Center for Advanced BioEnergy Research, University of Illinois at Urbana-Champaign

Monday, December 7, 2009

MSU lets “Freedom” ring as viable biofuel feedstock

Mississippi State University
By Patti Drapala
MSU Ag Communications

MISSISSIPPI STATE – Collaboration between a Mississippi State University research agronomist and Georgia’s self-proclaimed “sodfather” may offer the Southeast the “Freedom” of a viable grassy feedstock to capitalize on sustainable bioenergy production.

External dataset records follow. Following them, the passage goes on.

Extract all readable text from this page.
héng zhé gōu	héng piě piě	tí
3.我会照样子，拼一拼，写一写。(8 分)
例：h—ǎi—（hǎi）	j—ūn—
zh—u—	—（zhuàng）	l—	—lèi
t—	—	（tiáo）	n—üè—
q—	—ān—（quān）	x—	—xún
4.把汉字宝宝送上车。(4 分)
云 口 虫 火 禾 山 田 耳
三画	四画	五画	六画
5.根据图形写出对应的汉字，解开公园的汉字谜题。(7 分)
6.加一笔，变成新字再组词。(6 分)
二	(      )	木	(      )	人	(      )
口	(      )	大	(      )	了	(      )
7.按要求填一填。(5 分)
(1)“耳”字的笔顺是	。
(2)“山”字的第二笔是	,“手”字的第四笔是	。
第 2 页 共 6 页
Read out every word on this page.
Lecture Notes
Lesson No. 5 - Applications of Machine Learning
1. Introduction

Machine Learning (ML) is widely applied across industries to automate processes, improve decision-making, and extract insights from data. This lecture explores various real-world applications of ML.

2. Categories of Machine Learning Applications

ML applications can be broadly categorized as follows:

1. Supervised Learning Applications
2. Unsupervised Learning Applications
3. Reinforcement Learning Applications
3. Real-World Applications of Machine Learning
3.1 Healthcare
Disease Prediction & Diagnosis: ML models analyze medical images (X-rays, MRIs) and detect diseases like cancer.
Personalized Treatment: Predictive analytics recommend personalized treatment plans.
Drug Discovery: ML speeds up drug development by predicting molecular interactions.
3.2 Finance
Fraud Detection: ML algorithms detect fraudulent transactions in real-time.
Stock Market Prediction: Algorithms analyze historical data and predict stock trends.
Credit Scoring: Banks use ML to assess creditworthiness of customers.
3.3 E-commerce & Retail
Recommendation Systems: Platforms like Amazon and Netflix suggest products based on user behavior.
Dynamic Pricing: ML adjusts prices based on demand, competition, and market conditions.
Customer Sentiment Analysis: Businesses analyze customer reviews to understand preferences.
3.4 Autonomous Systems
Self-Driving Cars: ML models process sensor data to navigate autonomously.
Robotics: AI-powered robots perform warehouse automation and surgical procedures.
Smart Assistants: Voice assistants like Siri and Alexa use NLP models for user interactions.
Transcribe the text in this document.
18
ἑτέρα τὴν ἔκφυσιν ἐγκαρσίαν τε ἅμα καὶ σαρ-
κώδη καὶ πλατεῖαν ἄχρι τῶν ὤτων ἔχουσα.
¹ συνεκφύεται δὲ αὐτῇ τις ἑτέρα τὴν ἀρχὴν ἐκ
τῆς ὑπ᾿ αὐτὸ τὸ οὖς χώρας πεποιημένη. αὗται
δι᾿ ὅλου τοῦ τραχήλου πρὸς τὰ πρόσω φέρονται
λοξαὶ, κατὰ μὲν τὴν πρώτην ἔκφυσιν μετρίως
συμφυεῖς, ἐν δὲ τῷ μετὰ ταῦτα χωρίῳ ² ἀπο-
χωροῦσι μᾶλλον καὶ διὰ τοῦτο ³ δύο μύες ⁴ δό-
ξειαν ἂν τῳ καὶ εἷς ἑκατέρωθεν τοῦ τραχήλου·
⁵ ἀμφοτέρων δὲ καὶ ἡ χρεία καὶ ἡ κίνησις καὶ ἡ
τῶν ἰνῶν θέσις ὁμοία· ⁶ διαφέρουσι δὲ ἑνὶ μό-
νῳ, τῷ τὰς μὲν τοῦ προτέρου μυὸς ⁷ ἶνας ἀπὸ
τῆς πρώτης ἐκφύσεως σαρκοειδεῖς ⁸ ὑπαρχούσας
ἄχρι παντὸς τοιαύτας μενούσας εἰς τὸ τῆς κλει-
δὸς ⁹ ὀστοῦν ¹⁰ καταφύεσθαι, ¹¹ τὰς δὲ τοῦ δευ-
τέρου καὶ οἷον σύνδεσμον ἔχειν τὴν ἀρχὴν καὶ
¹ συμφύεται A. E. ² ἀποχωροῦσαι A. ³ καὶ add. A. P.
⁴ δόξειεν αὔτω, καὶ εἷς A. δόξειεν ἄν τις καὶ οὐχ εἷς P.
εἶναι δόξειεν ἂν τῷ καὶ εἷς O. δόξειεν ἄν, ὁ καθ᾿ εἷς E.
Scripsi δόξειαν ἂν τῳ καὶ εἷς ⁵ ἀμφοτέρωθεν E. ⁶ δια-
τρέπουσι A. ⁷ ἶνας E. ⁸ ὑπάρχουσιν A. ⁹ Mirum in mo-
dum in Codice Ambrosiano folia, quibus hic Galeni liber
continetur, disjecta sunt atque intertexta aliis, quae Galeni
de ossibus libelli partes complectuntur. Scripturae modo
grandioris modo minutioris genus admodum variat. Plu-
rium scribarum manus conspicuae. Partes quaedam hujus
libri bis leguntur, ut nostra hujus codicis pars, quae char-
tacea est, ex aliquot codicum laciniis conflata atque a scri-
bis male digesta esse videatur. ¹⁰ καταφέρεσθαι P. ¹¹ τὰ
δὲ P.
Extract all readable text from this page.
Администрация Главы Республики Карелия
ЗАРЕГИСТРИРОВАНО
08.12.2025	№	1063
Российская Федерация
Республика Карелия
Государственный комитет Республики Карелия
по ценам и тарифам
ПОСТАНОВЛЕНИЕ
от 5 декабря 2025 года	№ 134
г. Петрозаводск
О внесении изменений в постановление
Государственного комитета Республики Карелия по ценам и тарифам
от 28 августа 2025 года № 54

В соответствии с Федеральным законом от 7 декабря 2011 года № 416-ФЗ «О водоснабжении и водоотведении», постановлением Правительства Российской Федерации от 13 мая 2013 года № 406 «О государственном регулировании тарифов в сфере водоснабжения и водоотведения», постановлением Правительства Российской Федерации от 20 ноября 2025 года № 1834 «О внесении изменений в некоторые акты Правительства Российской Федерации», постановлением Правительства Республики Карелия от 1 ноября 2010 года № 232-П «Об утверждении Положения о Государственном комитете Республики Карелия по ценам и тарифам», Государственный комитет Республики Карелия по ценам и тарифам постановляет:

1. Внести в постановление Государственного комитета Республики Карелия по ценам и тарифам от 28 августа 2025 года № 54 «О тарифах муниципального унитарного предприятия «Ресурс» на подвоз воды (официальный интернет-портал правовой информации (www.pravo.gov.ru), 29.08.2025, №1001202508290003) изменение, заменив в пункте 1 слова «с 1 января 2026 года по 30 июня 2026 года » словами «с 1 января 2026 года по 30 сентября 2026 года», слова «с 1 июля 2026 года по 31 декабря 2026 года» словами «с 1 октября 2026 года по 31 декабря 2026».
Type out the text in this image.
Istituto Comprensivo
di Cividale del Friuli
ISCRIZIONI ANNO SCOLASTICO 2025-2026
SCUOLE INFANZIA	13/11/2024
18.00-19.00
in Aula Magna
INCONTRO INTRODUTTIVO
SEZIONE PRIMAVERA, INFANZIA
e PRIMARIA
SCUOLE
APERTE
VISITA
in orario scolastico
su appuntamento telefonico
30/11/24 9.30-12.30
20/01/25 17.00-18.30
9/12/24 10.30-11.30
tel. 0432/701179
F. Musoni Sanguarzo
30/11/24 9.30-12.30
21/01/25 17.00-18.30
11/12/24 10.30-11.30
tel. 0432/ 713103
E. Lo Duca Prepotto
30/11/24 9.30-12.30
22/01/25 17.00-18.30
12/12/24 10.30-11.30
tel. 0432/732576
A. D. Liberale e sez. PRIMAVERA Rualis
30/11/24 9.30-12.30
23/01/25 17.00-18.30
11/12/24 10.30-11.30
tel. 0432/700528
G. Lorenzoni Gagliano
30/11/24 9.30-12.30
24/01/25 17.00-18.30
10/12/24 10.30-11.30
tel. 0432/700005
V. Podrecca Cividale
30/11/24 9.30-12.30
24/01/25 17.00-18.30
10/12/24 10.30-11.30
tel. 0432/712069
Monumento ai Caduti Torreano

One focus of MSU’s research is giant miscanthus, or Miscanthus x giganteus, a warm-season Asian grass that many scientists believe has potential as a biomass crop for fuel. Researchers with the Mississippi Agricultural and Forestry Experiment Station have been studying grassy biomass feedstocks for 12 years. Team leader Brian Baldwin went a step further in isolating, identifying and selecting a genotype of this species that fits agricultural production systems of Southeastern farmers.

Baldwin’s investigation culminated in the Freedom cultivar, which is uniquely suited to the South. Production of foundation stock for this grass has been licensed to turfgrass magnate Phillip Jennings of Soperton, Ga., who has incorporated his ideas about alternative energy into a new business venture, SunBelt Biofuels.